- Born: 4 September 1856. Buntingford Hertfordshire.
- Died: 8 June 1913. Manitoba, Canada.
- Education: Cambridge University.
- Occupation: Cricketer.

= Herbert Pigg =

English cricketer (1856–1913)

Herbert Pigg (4 September 1856 – 8 June 1913) was an English cricketer who played first-class cricket for Cambridge University, the Marylebone Cricket Club (MCC) and other amateur sides between 1877 and 1891. He was born at Buntingford, Hertfordshire and died in Manitoba, Canada. His twin brother, Charles Pigg, also played first-class cricket.

Pigg was educated at Abington House School, Northampton, and Emmanuel College, Cambridge. As a cricketer, Pigg was a right-handed middle or lower order batsman and a right-arm round-arm fast bowler. He was successful as a batsman in his second game for the university side, scoring 34 not out and 32 against the MCC. This led to his selection for the 1877 University Match against Oxford University, though he was not successful. He played only one further match for Cambridge University in the 1878 season.

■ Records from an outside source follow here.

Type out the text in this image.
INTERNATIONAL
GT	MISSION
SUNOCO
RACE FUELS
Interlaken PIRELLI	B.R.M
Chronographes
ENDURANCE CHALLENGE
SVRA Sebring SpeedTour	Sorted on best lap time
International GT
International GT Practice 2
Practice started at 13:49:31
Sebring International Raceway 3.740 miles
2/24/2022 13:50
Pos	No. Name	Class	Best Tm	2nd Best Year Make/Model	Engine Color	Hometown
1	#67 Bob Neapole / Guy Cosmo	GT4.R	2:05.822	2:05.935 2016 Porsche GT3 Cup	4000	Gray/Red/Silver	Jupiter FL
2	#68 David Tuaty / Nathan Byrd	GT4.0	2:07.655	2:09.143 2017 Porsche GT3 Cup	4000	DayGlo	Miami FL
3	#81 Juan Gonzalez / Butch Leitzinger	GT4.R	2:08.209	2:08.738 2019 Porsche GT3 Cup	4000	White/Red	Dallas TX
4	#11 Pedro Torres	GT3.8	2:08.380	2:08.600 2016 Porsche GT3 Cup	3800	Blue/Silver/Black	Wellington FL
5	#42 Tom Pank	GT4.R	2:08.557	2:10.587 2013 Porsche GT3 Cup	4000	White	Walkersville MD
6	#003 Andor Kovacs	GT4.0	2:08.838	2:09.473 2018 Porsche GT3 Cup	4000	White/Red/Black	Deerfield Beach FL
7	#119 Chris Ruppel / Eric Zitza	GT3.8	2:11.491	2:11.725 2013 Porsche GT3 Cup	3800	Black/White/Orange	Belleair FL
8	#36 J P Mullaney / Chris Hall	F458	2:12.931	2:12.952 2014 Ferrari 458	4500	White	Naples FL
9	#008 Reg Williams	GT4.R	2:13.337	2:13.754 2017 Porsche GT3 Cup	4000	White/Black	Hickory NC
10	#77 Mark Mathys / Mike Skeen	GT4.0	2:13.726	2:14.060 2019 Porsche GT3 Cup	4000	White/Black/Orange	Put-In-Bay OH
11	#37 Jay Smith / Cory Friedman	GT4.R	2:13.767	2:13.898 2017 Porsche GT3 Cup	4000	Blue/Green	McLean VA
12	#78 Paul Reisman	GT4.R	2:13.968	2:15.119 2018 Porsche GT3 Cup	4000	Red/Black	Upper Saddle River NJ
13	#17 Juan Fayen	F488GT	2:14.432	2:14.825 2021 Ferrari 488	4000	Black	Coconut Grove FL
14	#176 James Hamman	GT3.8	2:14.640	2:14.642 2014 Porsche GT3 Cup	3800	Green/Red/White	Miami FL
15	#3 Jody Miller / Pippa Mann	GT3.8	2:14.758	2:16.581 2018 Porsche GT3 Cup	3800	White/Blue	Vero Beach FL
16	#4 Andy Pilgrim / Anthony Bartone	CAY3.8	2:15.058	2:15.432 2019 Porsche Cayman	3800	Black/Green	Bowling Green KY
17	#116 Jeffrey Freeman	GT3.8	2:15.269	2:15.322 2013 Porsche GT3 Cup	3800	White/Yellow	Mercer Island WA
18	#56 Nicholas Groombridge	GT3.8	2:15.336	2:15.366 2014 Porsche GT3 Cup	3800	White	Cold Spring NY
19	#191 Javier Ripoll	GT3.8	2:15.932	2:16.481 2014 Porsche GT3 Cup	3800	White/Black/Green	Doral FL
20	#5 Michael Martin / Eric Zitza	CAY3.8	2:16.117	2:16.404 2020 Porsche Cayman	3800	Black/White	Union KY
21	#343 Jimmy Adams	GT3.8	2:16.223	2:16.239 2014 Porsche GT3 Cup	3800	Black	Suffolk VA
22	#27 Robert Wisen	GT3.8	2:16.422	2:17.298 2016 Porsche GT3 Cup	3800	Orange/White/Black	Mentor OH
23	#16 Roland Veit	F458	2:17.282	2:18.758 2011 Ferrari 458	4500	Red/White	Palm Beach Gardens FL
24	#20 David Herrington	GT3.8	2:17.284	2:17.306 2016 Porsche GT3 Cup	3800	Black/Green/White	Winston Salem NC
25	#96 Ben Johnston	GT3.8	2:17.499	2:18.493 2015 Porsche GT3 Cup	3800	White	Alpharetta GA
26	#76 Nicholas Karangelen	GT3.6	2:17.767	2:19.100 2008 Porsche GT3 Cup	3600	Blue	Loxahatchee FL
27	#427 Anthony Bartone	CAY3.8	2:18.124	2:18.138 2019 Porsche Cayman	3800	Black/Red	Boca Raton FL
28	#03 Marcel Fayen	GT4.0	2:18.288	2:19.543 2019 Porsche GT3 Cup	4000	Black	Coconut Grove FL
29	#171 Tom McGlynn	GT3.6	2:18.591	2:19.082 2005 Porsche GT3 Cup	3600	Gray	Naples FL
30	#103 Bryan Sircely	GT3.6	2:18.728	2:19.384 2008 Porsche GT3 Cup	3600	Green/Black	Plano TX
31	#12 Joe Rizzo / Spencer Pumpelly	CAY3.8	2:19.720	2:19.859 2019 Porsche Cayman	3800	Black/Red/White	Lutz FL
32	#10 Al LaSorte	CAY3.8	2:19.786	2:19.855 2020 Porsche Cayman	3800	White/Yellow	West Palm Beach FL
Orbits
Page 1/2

Pigg graduated from Cambridge University in 1879 with a Bachelor of Arts degree; this was converted to a Master of Arts in 1885. He appeared in first-class cricket matches at the Hastings end-of-season cricket festival from 1886 to 1891, and these included several games in the North v South and Gentlemen v Players series, though he did not play in any of the "major" London-based fixtures. In 1886, he scored 59 and took four second innings wickets when a South team played the Australians. And in 1889 he took seven second innings wickets for 55 runs (and 11 for 112 in the match) as the Gentlemen beat the Players by one wicket. He played minor cricket for Hertfordshire from the 1870s and was the team's captain in Minor Counties matches from 1895 to 1897.